I’ve written about this before, and it’s as true now as ever: it is very, very difficult for me to stay loose, to let go of expectations. I wasn’t born with the flexible, easy-going gene, so to live with a child whose personality is so wildly variable is a shock to the system. I never know which Carter is going to wake up in the morning. Will he be the warm, affectionate, will-you-snuggle-me-up-Mommy Carter? (I hope I hope I hope…) Will he stomp down the stairs, kick two dogs and cuss at me 3 times before I even lay eyes on him? Will he wake me up at 2 am, unable to sleep and agitated, hyper, and talking faster than I can listen? Will he refuse breakfast and ask instead for a cup of coffee, or will I come downstairs to find that he’s already eaten half a box of cereal?
So here we are, at a place of relative stability (It’s not what any parent of a neurotypical child would call “good,” but it’s dreamy-wonderful for us.), and a bad day never feels like a bad day. It feels like descending into the darkness. Not because there’s any rational reason to believe that, but because it’s virtually impossible not to react. My nerves are too fried after 7 years of this to respond in a reasonable way. I do the same thing when Carter is acute: when we have a good day, I think “Hooray, we’ve turned the corner and stability is galloping to meet us!” And I have to back up, and my friends and Carter’s providers remind me to look for patterns, not one day or one incident.

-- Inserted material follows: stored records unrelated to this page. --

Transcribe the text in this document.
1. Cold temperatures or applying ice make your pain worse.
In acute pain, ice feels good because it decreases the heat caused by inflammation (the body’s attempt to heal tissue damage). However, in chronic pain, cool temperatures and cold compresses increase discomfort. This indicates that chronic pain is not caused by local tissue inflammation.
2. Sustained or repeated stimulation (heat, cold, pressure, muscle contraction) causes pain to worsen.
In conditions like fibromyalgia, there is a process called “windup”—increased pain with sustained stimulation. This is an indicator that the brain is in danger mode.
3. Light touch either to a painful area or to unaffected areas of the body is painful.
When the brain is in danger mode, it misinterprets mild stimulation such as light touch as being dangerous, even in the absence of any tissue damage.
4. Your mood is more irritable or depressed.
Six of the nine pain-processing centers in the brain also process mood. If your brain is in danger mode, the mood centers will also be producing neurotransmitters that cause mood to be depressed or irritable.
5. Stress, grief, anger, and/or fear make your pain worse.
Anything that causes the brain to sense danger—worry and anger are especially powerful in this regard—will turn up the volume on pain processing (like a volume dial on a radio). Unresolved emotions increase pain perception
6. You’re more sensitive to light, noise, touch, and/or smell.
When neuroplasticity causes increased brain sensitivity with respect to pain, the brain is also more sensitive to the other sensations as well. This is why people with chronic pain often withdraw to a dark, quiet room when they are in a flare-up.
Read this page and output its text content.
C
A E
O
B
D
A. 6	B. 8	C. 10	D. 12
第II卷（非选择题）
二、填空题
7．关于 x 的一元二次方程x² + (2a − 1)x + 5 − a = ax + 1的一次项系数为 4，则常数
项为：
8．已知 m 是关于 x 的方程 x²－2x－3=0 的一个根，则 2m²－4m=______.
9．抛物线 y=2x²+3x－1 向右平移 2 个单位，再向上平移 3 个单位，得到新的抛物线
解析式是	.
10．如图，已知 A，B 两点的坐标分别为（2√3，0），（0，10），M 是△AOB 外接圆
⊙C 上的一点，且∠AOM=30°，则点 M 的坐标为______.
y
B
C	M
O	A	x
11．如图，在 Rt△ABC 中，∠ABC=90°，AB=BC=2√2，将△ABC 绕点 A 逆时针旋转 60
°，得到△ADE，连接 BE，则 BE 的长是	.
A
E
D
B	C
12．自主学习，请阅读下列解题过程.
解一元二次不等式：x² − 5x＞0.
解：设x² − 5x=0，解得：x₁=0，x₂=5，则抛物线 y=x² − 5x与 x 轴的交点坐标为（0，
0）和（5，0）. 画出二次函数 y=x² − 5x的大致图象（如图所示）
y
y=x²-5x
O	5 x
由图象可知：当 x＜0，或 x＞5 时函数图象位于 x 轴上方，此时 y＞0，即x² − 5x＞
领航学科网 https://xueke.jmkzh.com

Tonight, I’m looking for clues, because as much as I know it’s a futile effort, I want to try to know who my little boy will be tomorrow morning. Carter is always extremely hyper, even when he’s depressed. He is not, however, always manic, but I’m only just learning to tell the difference. The only way I can tell with any confidence is by watching him sleep. Hyperactivity takes a break during sleep while mania just keeps on going. So although Carter rarely stays up all night these days because of his sleep meds, he is manic in his sleep. He’s all over the bed; he talks in his sleep, or moans and cries. He wets the bed when he’s manic (Which seems backwards to me; you’d think that he’d wake easier.), which he never does when he’s more stable. I can see his bed from my desk (His bedroom is across the hall from my office.), and so far, all seems still.
What I want to do is grab hold of this stability, wrestle it to the ground and force it to stay. And of course there’s no way to do that. There’s no handle, nothing I can staple to the wall or tie to a chair. It’s an uncertain life. I hope someday I can learn to roll with it.